Digital Platforms Help Communicate Values
The global pandemic of 2020 has changed the way organizations work and communicate with their employees. Yet, even prior to these historic times, core values and communication breakdowns were happening.
- 74% of employees feel they are missing out on company information and news.
- 72% of employees don’t have a full understanding of the company’s strategy. (IBM)
- 57% of employees report not being given clear directions and 69% of managers are not comfortable communicating with the employees in general. (HR Technologist)
However, the pandemic forced a large part of the world to quickly switch to remote work, while unfortunately layoffs and businesses also closed rapidly. Needless to say, trust and communication have been more important than ever before.
And since the world has drastically changed, it forced many organizations (probably yours included) to re-access company values and communications strategies. It’s important now that you take a look at how you can strengthen your core values and instill trust during a crisis as we saw in 2020.
This is why digital communications and platforms are more relevant than ever! There are certainly many tools and platforms to work with, but one that works well in employee advocacy platforms (I.E. EveryoneSocial for Comms).

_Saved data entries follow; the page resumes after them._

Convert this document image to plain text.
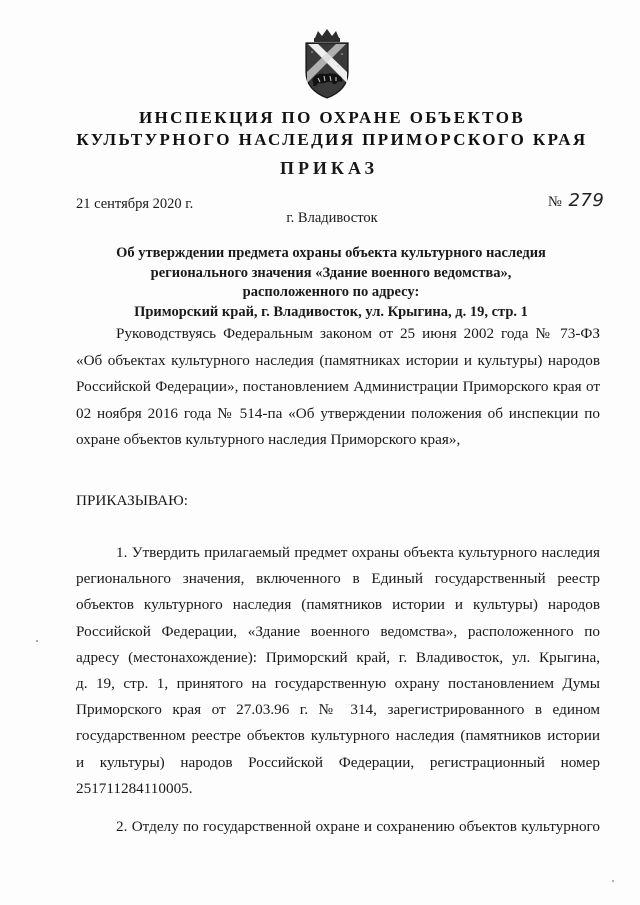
ИНСПЕКЦИЯ ПО ОХРАНЕ ОБЪЕКТОВ
КУЛЬТУРНОГО НАСЛЕДИЯ ПРИМОРСКОГО КРАЯ
ПРИКАЗ
21 сентября 2020 г.	№ 279
г. Владивосток
Об утверждении предмета охраны объекта культурного наследия
регионального значения «Здание военного ведомства»,
расположенного по адресу:
Приморский край, г. Владивосток, ул. Крыгина, д. 19, стр. 1
Руководствуясь Федеральным законом от 25 июня 2002 года № 73-ФЗ
«Об объектах культурного наследия (памятниках истории и культуры) народов
Российской Федерации», постановлением Администрации Приморского края от
02 ноября 2016 года № 514-па «Об утверждении положения об инспекции по
охране объектов культурного наследия Приморского края»,
ПРИКАЗЫВАЮ:
1. Утвердить прилагаемый предмет охраны объекта культурного наследия
регионального значения, включенного в Единый государственный реестр
объектов культурного наследия (памятников истории и культуры) народов
Российской Федерации, «Здание военного ведомства», расположенного по
адресу (местонахождение): Приморский край, г. Владивосток, ул. Крыгина,
д. 19, стр. 1, принятого на государственную охрану постановлением Думы
Приморского края от 27.03.96 г. № 314, зарегистрированного в едином
государственном реестре объектов культурного наследия (памятников истории
и культуры) народов Российской Федерации, регистрационный номер
251711284110005.
2. Отделу по государственной охране и сохранению объектов культурного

Think of it as the central hub, where content, information, collaboration, community, and recognition can all happen — no matter where employees are currently working.
- Personalized content feeds
- Mobile apps and desktop application
- Email and push notifications, newsletters, in-app notifications
- Pin, highlight, scheduled, or mark important news or content
- Utilize gamification and leaderboards to drive engagement
- Community feed of employees, jobs titles, and contact info
It’s a great place for leaders to distribute relevant information and ensure core values are distributed and continued throughout the entire workforce.
Remember, an employee communications platform can be a gamechanger, but it won’t solve any communications or company value challenges without strategic planning.